Qualified Health、病院AI管理で1.25億ドル調達
2026年3月25日 (水)
- •Qualified Healthがニュー・エンタープライズ・アソシエイツ主導のシリーズBで1億2500万ドルを確保した。
- •医療機関が自律的にAI導入フレームワークを構築・管理できるプラットフォームを展開する。
- •エモリー・ヘルスケアやジェファーソン・ヘルスなどの大手医療機関との提携を進めている。
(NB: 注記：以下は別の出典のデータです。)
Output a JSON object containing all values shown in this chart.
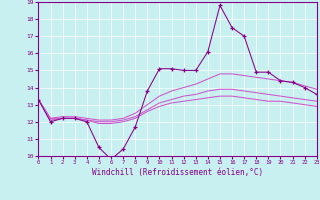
{
  "title": "",
  "xlabel": "Windchill (Refroidissement éolien,°C)",
  "ylabel": "",
  "x": [
    0,
    1,
    2,
    3,
    4,
    5,
    6,
    7,
    8,
    9,
    10,
    11,
    12,
    13,
    14,
    15,
    16,
    17,
    18,
    19,
    20,
    21,
    22,
    23
  ],
  "line1": [
    13.3,
    12.0,
    12.2,
    12.2,
    12.0,
    10.5,
    9.8,
    10.4,
    11.7,
    13.8,
    15.1,
    15.1,
    15.0,
    15.0,
    16.1,
    18.8,
    17.5,
    17.0,
    14.9,
    14.9,
    14.4,
    14.3,
    14.0,
    13.6
  ],
  "line2": [
    13.3,
    12.2,
    12.3,
    12.3,
    12.2,
    12.1,
    12.1,
    12.2,
    12.5,
    13.0,
    13.5,
    13.8,
    14.0,
    14.2,
    14.5,
    14.8,
    14.8,
    14.7,
    14.6,
    14.5,
    14.4,
    14.3,
    14.1,
    13.9
  ],
  "line3": [
    13.3,
    12.2,
    12.2,
    12.2,
    12.1,
    12.0,
    12.0,
    12.1,
    12.3,
    12.7,
    13.1,
    13.3,
    13.5,
    13.6,
    13.8,
    13.9,
    13.9,
    13.8,
    13.7,
    13.6,
    13.5,
    13.4,
    13.3,
    13.2
  ],
  "line4": [
    13.3,
    12.1,
    12.2,
    12.2,
    12.1,
    11.9,
    11.9,
    12.0,
    12.2,
    12.6,
    12.9,
    13.1,
    13.2,
    13.3,
    13.4,
    13.5,
    13.5,
    13.4,
    13.3,
    13.2,
    13.2,
    13.1,
    13.0,
    12.9
  ],
  "line_color": "#880088",
  "smooth_color": "#cc55cc",
  "bg_color": "#c8f0f0",
  "grid_color": "#ffffff",
  "ylim_min": 10,
  "ylim_max": 19,
  "xlim_min": 0,
  "xlim_max": 23
}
Qualified Healthは、1億2500万ドルのシリーズB資金調達を成功裏に完了した。これは、病院がAI統合に取り組む手法において、大きな転換点を迎えていることを示している。ニュー・エンタープライズ・アソシエイツが主導した今回のラウンドは、AI導入に対する内部ガバナンスへの需要が急速に高まっていることを浮き彫りにした。これまで多くの医療機関は、外部ベンダーのソリューションに依存することで、長期的な技術戦略やデータ主権の制御が困難になるという課題に直面していた。
同社を設立したコンピュータ科学者であり医師のジャスティン・ノーデン(Justin Norden)は、2023年の生成AIブームの中で市場の重大な欠陥を見出した。Qualified Healthが提供するのは、完成品のチャットボットや診断ツールではなく、その基盤となるフレームワークである。これにより、病院はAIモデルに対する監督権を維持しながら、それぞれの臨床現場に最適化された独自のソリューションを自律的に開発できるようになった。
このプラットフォーム主導のアプローチは、すでにマーシーやエモリー・ヘルスケアといった主要な医療機関から高い評価を得ている。「ブラックボックス」化した外部サービスから脱却することで、医療機関はAIツールを既存の電子健康記録システムへシームレスに統合することが可能だ。なお、今回の投資にはAnthology Fundも参加しており、基盤モデルを提供する企業と特定のセクターに特化したプラットフォームとの間での戦略的連携が加速していることを物語っている。